Monday, November 10, 2008

¿questions?

1. I was wondering what people thought about the implications of Freud's theory of overvaluation of the sexual object. What does the over-investment of desire towards the sexual object and what Freud calls the "intellectual infatuation" with the object at hand create in terms of the subject's own perception of his relation to the object? Is the appreciations an obscuring? Does overvaluation have to exist at a primary level for people to exist with one another on a continual basis?
2. Freud's mentioning of scopophilia among children (p.58) and his earlier mentioning of sight as subsidiary to touch made me wonder how the relation between possession and viewing in modern media forms can be seen as a sort of pseudo-possession. Does this imply that looking can become a sort of power relation in terms of soothing the subject who cannot actually access the object of desire?
3. I am confused by Freud's claim under the 'The Barrier Against Incest' that states that children's sexual impulses towards their parents "are as a rule already differentiated owing to the attraction of the opposite sex"(p.93) in contrast to his claim later on that inversion is prohibited mostly by " authoritative prohibition by society." It seems as though he waivers as to whether object choice is meaningful or whether it is arbitrary.
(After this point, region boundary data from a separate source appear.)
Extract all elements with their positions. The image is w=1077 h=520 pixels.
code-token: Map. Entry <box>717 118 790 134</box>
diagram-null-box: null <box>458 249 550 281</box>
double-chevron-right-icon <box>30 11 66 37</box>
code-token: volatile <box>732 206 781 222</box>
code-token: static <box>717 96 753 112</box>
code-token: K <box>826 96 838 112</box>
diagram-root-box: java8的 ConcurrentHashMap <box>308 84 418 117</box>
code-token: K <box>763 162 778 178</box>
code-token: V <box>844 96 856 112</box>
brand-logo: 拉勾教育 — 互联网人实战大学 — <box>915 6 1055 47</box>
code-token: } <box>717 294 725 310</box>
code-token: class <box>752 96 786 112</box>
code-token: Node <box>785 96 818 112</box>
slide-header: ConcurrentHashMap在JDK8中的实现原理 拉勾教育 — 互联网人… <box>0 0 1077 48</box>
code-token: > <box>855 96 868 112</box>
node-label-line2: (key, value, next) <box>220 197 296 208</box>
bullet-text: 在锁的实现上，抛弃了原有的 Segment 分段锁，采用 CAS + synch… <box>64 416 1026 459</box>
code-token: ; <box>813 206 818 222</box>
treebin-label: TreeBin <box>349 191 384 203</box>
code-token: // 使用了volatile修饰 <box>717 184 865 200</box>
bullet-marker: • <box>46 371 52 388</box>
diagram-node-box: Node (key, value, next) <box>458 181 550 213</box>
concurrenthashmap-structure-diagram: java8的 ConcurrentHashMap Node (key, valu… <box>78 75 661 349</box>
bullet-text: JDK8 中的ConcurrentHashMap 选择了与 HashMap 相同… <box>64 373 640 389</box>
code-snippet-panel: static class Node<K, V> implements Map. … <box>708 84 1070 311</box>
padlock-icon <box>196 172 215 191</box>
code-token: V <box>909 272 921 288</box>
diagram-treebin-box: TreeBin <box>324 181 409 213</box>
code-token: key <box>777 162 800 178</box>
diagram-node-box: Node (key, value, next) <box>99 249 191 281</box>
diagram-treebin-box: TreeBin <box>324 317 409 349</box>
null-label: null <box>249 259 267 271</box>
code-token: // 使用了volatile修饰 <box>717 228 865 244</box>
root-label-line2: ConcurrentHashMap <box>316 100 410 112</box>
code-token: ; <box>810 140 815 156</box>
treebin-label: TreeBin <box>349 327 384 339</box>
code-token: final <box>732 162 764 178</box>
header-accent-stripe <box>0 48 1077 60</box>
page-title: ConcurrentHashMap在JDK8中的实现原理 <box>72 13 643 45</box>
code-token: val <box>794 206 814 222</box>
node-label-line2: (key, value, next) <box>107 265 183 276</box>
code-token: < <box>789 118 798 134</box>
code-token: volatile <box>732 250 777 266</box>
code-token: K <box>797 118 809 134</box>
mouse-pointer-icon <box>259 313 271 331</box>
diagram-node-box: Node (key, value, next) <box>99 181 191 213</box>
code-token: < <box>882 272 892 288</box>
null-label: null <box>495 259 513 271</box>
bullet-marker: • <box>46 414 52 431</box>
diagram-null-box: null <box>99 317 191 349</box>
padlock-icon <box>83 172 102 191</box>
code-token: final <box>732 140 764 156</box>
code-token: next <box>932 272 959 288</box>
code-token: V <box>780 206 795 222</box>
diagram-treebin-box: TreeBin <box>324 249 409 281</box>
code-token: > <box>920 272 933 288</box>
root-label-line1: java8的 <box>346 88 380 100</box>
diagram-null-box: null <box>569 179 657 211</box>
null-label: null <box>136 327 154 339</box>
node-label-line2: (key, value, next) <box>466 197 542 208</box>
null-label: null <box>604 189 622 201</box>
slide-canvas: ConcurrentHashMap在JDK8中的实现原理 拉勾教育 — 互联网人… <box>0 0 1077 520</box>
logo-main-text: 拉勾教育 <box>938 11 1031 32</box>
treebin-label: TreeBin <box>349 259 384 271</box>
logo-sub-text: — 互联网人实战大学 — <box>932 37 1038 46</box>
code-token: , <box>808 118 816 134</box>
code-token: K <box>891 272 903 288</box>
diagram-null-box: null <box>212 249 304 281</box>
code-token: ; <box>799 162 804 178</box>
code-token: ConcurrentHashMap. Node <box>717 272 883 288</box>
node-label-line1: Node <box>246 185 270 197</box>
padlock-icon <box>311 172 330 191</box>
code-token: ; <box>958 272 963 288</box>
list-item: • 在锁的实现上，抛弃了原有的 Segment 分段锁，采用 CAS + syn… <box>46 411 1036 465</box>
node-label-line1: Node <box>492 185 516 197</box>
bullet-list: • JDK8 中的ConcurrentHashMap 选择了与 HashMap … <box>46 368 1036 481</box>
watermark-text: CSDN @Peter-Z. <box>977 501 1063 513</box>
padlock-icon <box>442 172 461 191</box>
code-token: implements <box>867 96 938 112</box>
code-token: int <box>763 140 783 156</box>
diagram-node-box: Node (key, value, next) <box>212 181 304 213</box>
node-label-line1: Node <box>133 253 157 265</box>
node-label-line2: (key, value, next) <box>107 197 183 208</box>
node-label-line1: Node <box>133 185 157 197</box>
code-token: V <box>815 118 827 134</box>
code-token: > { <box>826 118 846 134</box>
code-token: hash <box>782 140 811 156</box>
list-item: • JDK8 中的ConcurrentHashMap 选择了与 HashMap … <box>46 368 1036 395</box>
I guess the question is, can you clear this up for me?
4. The creation of a fetish as a masking of the lack of a penis acts as a means to obscure reality and accept reality at the same time. If this duel process is the case in terms of investing oneself in an object of desire, are all sexual object choices in some ways an acknowledgment of a personal lack on one hand, and a desire to obscure the personal lack, as if by association with the other one becomes it, on the other hand?
- george w.

1 comment:

ThingTheory said...

3. I usually find myself disagreeing vehemently with Freud, but I do think that scopophilia has a lot to do with how human cope with the inability to posses desired objects. A child may be comforted by his/her mother's presence: seeing the mother is enough for the child to know that it, in some small sense, owns the mother - which, according to Freud, it knows it cannot actually do, since the father possessed the mother first.

I was also thinking about this idea of sight and ownership as they apply to museums: being able to see an object in a public space, even if it is not in your own home, seems to suggest a kind of ownership.